It was with some surprise that I was notified this month of my lifetime membership, awarded by the Society of Automotive Engineers (SAE), as a result of my 40 year association with them.

Some associations in which I have been a member for many years, such as the Accreditation Commission for Traffic Accident Reconstruction (ACTAR), seemed to work hard at cutting their ties with me. Through progressively more draconian demands they insisted that I fulfill their yearly attendance requirements at their courses from which they gained funds, leading me to cancel my relationship.

In contrast SAE has been a good partner. Over the years they continued to hold their World Congress at Cobo Hall in downtown Detroit. For many years I used to travel there in late February along with many of my associates from the Transport Canada, university-based, research teams, or meeting with fellow consultants, and competitors, from forensic engineering firms in southern-Ontario. SAE eventually moved the World Congress to April of each year.

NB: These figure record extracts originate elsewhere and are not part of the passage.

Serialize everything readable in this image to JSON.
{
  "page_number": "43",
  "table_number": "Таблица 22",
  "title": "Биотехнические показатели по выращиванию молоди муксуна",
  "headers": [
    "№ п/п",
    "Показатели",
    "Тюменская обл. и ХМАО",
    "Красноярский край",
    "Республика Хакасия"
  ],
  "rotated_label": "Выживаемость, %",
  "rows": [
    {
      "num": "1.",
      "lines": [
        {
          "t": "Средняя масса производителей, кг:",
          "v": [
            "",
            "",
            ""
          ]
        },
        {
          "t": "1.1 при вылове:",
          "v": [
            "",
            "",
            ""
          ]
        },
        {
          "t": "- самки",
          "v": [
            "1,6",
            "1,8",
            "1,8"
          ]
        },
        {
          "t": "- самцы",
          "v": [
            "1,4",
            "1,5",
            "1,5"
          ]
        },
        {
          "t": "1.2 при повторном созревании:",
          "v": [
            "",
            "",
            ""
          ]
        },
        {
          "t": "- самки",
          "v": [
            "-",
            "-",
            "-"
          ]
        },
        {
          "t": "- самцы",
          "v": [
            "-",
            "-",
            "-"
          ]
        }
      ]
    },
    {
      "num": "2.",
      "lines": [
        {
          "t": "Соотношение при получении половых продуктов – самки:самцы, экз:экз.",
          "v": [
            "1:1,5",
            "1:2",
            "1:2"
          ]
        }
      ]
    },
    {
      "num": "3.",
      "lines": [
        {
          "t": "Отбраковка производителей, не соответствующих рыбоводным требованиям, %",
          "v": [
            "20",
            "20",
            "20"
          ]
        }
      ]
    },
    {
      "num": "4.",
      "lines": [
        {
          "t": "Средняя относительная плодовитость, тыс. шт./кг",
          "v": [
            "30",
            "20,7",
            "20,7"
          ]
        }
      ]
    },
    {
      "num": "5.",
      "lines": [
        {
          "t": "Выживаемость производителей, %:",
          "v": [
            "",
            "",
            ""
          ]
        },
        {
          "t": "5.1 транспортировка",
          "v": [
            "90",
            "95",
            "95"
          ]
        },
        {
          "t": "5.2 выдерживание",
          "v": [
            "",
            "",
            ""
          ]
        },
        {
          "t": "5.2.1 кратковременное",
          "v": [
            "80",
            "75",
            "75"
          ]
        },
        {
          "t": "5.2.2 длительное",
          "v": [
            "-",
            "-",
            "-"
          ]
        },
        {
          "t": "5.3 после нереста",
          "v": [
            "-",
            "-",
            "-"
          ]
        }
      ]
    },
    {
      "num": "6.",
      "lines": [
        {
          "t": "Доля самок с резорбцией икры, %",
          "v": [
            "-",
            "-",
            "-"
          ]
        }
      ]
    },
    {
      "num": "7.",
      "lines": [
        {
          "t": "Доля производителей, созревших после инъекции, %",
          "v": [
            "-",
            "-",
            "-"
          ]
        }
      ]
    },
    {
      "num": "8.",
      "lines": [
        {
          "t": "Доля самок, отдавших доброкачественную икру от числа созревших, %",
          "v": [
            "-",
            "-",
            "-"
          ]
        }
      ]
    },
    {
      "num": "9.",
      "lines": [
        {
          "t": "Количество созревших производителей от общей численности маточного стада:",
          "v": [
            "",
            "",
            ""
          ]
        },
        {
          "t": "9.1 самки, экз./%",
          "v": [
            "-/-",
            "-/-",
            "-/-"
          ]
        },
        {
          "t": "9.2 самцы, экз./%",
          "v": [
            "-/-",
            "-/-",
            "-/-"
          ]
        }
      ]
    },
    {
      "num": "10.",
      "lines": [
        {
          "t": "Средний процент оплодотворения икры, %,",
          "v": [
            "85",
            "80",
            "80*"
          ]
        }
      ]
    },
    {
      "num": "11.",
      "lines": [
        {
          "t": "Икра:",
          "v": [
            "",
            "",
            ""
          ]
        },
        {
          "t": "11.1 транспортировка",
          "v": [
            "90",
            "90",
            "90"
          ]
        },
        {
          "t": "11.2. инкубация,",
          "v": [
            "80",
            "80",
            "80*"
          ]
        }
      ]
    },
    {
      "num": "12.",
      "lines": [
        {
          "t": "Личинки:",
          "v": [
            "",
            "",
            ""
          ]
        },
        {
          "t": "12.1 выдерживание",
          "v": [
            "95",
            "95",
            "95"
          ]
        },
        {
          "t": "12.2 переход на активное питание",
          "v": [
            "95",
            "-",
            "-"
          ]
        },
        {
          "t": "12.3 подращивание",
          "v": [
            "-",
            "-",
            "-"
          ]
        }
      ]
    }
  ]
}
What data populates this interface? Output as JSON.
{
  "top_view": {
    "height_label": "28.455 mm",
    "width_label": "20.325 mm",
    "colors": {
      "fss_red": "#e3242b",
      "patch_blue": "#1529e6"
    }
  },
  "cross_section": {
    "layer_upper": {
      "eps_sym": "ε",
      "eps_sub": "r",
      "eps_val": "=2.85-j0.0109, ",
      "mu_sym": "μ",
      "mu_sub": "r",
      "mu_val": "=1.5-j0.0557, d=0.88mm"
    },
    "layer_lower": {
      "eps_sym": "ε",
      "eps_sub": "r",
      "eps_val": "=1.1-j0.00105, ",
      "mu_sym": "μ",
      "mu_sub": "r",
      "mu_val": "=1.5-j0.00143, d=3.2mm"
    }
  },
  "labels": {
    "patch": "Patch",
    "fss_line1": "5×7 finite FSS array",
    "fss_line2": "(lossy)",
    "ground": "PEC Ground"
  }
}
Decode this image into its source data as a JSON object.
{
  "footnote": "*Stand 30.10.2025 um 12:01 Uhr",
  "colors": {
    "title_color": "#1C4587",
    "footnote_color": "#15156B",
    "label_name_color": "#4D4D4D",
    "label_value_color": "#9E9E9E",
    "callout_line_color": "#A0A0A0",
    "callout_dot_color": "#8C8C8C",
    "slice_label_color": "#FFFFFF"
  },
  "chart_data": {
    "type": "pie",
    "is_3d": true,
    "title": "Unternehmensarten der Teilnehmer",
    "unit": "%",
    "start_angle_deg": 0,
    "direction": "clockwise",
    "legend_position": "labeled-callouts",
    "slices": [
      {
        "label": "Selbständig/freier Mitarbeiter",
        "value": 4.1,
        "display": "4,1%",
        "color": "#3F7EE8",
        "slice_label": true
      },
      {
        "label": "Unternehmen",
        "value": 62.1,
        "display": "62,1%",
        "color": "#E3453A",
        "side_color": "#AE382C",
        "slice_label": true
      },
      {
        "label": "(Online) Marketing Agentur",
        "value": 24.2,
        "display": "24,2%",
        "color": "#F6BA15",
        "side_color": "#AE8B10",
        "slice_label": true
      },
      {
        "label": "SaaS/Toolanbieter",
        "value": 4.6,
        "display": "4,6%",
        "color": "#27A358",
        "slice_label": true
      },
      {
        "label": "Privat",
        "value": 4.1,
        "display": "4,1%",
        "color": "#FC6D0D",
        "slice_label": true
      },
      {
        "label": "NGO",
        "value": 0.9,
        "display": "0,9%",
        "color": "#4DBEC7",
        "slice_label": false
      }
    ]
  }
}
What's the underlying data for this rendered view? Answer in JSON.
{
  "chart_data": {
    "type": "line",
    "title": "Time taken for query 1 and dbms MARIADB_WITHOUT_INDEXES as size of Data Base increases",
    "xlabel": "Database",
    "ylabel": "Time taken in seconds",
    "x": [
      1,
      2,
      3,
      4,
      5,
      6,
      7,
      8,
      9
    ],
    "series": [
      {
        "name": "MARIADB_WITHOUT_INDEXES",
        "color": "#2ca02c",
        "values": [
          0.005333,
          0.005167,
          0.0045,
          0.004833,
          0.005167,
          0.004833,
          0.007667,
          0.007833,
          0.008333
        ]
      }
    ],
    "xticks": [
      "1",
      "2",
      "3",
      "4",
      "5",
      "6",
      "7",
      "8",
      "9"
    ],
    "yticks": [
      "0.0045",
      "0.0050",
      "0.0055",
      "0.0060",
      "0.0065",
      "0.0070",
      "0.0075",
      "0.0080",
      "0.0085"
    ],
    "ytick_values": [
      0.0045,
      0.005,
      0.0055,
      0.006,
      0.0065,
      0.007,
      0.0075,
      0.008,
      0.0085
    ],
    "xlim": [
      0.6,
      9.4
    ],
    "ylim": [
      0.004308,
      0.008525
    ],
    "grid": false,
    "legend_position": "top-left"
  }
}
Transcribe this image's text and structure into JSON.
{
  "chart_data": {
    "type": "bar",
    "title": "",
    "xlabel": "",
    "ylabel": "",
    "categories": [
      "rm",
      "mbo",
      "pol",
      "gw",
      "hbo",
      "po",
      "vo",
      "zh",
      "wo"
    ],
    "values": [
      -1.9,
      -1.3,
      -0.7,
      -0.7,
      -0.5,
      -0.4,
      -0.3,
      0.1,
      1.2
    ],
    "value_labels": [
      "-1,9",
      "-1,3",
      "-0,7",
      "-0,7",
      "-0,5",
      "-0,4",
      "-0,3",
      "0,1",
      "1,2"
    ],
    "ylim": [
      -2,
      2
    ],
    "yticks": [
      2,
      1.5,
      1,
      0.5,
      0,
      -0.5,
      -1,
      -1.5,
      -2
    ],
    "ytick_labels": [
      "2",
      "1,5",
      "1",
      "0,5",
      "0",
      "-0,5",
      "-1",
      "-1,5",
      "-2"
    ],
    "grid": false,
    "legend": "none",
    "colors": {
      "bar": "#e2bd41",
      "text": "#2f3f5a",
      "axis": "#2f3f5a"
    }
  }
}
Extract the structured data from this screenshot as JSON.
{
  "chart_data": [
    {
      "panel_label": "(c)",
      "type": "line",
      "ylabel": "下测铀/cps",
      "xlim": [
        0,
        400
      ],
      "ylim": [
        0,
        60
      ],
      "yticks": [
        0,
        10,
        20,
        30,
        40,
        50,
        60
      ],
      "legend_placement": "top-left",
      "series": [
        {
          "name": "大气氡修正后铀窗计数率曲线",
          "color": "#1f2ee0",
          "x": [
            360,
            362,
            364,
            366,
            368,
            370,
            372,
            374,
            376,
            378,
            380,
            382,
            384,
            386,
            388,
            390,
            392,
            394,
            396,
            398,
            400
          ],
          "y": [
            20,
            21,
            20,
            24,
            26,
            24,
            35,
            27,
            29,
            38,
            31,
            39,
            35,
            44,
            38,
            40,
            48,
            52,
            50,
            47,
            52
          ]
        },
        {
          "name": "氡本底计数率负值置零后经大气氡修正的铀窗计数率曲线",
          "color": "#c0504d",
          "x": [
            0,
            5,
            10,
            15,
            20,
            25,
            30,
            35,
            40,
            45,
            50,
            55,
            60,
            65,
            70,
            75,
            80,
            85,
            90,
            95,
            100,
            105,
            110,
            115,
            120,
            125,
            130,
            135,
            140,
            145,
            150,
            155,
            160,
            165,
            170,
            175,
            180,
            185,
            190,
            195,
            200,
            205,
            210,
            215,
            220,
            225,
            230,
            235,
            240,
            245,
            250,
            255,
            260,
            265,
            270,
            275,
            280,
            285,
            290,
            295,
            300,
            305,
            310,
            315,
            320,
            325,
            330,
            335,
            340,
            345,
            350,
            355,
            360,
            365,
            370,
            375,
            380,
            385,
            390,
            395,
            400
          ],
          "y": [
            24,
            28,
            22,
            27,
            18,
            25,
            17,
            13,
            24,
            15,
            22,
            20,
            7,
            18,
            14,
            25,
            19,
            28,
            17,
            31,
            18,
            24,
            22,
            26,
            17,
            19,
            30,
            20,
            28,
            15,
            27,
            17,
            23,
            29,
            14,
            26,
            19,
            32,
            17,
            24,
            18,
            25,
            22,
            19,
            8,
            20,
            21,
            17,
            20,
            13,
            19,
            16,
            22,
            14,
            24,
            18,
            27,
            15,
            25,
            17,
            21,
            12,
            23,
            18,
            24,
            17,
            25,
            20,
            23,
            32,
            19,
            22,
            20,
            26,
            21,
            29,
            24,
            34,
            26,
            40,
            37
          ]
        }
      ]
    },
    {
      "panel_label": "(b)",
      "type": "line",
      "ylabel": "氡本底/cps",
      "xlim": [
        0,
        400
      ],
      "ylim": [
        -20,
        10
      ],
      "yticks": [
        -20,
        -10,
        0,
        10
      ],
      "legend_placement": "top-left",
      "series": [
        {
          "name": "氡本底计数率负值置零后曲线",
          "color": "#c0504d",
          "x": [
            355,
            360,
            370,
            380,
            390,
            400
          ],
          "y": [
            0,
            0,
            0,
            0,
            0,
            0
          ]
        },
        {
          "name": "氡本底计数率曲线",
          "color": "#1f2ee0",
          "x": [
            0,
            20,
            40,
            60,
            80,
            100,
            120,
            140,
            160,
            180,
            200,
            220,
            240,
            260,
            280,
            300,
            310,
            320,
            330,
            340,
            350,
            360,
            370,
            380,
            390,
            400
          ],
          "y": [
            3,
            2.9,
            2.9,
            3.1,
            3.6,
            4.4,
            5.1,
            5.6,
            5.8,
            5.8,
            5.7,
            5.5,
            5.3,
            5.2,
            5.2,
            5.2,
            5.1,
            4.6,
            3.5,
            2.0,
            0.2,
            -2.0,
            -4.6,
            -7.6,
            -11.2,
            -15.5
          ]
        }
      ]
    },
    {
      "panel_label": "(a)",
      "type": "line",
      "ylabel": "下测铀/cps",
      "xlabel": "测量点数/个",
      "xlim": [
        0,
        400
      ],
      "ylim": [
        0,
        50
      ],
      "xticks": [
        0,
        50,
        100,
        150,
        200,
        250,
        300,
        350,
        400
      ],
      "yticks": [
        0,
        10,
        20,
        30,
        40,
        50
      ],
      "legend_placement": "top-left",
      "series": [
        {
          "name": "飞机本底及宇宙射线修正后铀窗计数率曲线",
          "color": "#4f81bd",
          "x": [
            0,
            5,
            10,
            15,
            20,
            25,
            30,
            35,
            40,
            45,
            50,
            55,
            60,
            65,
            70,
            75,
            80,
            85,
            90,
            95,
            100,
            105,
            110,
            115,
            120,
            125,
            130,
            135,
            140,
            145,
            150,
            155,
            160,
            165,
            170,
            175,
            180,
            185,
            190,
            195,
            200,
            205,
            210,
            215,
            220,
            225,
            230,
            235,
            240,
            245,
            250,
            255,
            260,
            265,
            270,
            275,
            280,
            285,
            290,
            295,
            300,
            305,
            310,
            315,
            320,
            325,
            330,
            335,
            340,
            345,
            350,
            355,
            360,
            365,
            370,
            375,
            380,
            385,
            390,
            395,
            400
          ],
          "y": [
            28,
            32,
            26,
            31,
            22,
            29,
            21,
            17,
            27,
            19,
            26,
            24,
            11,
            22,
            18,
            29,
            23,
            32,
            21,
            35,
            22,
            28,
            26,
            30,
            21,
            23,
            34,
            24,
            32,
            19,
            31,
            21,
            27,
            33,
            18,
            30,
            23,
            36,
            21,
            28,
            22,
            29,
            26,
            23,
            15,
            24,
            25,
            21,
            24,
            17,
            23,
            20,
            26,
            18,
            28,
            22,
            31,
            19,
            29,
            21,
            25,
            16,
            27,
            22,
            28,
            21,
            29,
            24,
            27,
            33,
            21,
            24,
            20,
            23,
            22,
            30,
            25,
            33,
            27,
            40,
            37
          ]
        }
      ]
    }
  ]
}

Anyway the World Congress was, and is, a meeting place of about 40,000 automotive engineers from around the world. The topics of technical presentations at the meetings were vast: Anything you wanted to know about body panels, or coatings, or the latest advances in engine technology were all presented there. I spent my time almost exclusively with the groups presenting at the Accident Reconstruction and Safety Technology sessions.

In this 2009 advert at the SAE World Congress the concept of electric or hydrogen powered cars were the latest buzz words.

Full-scale concept cars such as this hydrogen-powered vehicle was displayed at the World Congress, like many new concepts are today.

In 2009 robotic laser scanners were still relatively new tools in the engineering world, particularly for small forensic engineering firms, and their functioning was displayed at the SAE World Congress.

It was at the Safety Technology sessions that I gained an appreciation of the complexities involved in mitigating the effects of automotive collisions. Much testing with anthropometric dummies with sled and barrier tests was reported in complex analyses that only those deeply involved in similar testing could fully understand. Yet by listening one could get some idea of the primary issues. One could be assured that, when some complex issue arose in the real world, there was a deep analysis of it in this group of SAE sessions.

The other sessions I regularly attended were those in Accident Reconstruction. It is silly to me now, like it was at the very beginning, how some persons insisted that one could not use the word “accident” as there was no such thing as a collision that did not involve human fault. Fortunately the engineers presenting at the SAE World Congress had better things to do than play with such silly definitions. Yet there was much more competition and agitation in the Accident Reconstruction sessions than in the Safety Technology sessions. It was likely because these sessions involved the gathering of many forensic experts who either worked for plaintiff or defense clients in various justice system settings. It was not once that two engineers entered into a shouting match over some technical issue that came up at some recent trial where the engineers were at opposing ends of a engineering-legal argument. Yet there was also much reporting on new testing of reconstruction methods and tools. The vendors of computer simulation and animation programs presented their various tools comparing one to another. I, like many consultants, ended up purchasing many manuals containing the details of the technical papers. These papers were used as citations in reports for client cases.

In short my membership in the SAE was, and is, a great learning and connecting experience. It is an honour to me personally that I may continue my association with this far-reaching group of exceptional thinkers and solvers of transportation problems that rise up with each new generation.